The loony painting of the impressionist, the erotic novels, the realistic horrors evolved by Zola, Ibsen, Tolstoi, Maupassant and Maeterlinck, the weird music of Wagner, the scarey fashions which mark the dress of the woman of our day, are all illustrations of this new “fin-de-siecle” spirit. We are told that the world of the present is living in “the reddened light of the dusk of the nations;” that faith is dying, that, tired of all existing things, man chases after new beliefs, new engagements and sensations, only to find that the trail of the serpent is over all. Fin de siecleism is a disease which has before afflicted mankind. It raged at the close of the year 1000, when there was a general belief that the end of all things was at hand, and men sought vainly to compress all possibly earthly pleasures into a few hours yet allotted them. The eighteenth century went out in the blood and horrors of the wars succeeding the French revolution, and poets of that day cast horoscopes for the future full of gloom and foreboding.

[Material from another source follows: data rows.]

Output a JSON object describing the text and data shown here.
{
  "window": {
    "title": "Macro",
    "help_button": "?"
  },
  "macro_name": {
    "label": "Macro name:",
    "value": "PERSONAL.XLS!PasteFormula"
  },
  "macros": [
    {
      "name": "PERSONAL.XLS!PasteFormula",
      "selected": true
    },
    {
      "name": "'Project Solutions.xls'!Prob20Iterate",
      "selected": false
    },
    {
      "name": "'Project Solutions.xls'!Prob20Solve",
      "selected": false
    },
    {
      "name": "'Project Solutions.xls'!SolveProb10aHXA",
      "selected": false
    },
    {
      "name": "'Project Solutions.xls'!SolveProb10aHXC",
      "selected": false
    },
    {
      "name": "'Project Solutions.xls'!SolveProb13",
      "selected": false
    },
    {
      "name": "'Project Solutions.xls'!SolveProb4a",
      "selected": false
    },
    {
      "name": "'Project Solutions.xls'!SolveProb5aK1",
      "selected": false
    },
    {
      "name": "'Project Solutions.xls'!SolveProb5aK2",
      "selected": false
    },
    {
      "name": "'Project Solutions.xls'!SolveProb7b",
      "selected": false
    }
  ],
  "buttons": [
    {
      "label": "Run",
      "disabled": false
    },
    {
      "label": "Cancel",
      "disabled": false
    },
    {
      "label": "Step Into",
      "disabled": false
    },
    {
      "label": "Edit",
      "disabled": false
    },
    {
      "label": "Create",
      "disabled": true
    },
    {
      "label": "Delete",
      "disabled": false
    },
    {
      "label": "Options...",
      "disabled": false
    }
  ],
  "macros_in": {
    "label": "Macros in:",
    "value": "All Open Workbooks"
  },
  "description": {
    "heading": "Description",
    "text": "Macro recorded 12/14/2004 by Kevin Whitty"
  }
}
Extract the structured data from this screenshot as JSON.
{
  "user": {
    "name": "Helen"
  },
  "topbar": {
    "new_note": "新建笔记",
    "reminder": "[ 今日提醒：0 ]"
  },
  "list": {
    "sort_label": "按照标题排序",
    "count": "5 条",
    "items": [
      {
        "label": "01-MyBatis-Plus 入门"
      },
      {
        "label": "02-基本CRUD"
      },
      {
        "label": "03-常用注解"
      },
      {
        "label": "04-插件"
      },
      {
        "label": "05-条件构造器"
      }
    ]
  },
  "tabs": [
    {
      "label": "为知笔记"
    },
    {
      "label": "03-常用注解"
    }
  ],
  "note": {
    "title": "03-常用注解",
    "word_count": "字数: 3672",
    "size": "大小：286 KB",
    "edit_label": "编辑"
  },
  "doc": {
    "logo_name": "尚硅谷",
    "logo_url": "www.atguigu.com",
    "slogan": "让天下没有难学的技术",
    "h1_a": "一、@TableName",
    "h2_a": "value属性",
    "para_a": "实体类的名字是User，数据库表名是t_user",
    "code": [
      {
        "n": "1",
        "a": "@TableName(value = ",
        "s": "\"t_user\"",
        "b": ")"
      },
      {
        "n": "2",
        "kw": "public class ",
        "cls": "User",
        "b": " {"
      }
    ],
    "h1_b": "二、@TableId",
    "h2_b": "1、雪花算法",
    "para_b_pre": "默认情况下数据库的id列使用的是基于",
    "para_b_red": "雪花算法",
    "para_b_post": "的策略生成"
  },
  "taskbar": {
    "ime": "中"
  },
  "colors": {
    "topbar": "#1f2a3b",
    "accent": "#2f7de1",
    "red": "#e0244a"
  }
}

I’m not too certain how we got from 1000 to the end of the eighteenth century to 1895, but anyway…
The term “Impressionism” was coined around 1874 after the exhibition of Claude Monet’s Impression: Sunrise (according to The Cleveland Museum of Art). So by 1895, the movement was already 20 years old, and “post-impressionism” was on the scene.
“Dusk of the Nations” is the title of a chapter in Degeneration by Max Nordau. According to the reviewers at Amazon, Nordau thought that modern poetry and art was “depraved.” In Degeneration he “interprets the works of such stars as Baudelaire, Verlaine, Wilde, Tolstoy, Wagner, Nietzsche and Ibsen as the result of physiological “degeneration” and classifies the various artists according to their respective pathologies - egomania, sadism, exhibitionism and mysticism.”
“The trail of the serpent” is a phrase from Lalla Rookh, an extravagant epic poem by Thomas Moore. You can find it at Project Gutenburg, in The Complete Poems of Sir Thomas Moore. Lalla Rookh was very popular, and the source material for specticales in the 1890’s. Eventually, you’ll see this for yourself here at Odd Ends, but for now you’ll have to take Bill’s word for it.
Check this site for a nice look at fin-de-siècle art.
I seem to recall, during our own recent millennial turn (but cannot find any easy links), learning that the idea that the masses were awash in madness at the turn of 1000 was invented sometime after 1000. Am I remembering correctly?
In any case, this 110-year-old commentary sounds like it could be written by any modern conservative/fundamentalist of any religious or political stripe. “You call that art?” “Girls dress too provocatively these days!” “Troubles a-brewing ’cause God is left out!” It’s like a broken record. Though I suppose that’s not something “kids these days” know about, is it?